For David Weissman, who himself made two seminal films about gay history, We Were Here (Independent Lens, 2012) and 2002’s acclaimed The Cockettes (co-directed with Bill Weber), it’s not as much a film that comes to mind as a film festival:

“I remember going to the very first Gay Film Festival in San Francisco in early 1977.  There were about 50 of us, maybe 100, watching a few short films projected on a Super 8 film projector, with sound from a portable cassette tape recorder that never quite remained in sync with the films. 37 years later, it’s mind-boggling how the world has changed, with this year’s Frameline San Francisco International LGBT Film Festival screening hundreds of films from around the world with an extraordinary range of styles and subject matter.

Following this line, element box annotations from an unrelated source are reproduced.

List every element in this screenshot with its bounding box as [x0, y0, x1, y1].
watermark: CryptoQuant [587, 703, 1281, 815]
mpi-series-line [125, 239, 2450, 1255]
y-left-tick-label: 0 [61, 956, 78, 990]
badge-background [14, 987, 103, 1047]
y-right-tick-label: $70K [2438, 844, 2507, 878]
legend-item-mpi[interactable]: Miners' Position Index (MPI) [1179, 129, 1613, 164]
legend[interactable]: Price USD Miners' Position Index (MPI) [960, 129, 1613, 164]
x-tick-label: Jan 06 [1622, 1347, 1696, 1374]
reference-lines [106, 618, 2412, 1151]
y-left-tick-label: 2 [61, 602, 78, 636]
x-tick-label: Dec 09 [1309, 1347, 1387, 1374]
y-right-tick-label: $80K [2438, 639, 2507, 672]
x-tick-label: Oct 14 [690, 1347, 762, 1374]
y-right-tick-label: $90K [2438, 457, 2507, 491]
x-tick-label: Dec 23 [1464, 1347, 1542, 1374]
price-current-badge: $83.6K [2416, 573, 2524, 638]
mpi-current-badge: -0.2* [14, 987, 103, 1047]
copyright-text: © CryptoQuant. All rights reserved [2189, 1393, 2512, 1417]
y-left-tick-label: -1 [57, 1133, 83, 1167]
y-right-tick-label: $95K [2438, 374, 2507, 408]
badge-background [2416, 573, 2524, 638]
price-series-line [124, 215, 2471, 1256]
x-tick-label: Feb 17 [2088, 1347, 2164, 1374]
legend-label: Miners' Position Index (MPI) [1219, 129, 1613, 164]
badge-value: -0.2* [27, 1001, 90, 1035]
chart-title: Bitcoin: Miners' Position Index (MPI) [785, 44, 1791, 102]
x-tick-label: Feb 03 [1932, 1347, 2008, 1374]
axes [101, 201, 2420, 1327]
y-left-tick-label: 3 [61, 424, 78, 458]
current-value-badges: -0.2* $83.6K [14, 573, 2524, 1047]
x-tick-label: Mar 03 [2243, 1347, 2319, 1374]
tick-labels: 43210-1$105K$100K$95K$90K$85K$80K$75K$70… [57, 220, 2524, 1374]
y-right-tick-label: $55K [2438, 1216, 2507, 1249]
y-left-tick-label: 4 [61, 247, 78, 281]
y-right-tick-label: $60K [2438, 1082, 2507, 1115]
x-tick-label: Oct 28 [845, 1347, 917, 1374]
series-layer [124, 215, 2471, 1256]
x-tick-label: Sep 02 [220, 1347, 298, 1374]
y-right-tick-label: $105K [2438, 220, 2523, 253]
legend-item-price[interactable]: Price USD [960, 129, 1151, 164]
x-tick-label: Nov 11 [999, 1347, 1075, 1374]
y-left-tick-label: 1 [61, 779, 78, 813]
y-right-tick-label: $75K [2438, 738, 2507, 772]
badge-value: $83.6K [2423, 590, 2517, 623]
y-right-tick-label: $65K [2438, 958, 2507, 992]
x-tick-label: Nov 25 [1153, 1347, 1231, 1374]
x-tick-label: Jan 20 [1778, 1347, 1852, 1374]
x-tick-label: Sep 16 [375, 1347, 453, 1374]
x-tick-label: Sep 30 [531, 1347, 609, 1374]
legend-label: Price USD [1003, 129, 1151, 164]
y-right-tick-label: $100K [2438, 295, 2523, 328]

“I participate in the LGBT film world not only as a filmmaker but also as co-programmer (with Russ Gage) of QDoc in Portland, Oregon, which is the only film festival in the world devoted exclusively to LGBT documentaries. So while I think it’s important to think about what we watch, I also want to encourage our community to think about how we watch. It’s remarkable to have access to so many quality LGBT films, both documentary and narrative, on PBS, HBO, and elsewhere, and streaming. But there is nothing like the experience of watching those films on a big screen, with a room full of other LGBT folk sharing our laughter, tears, and inspiration as we watch our history, culture, politics, and all our diverse stories as told by so many extraordinary filmmakers.

“If you’re fortunate enough to live somewhere with an LGBT Film Festival, support it, and enjoy!”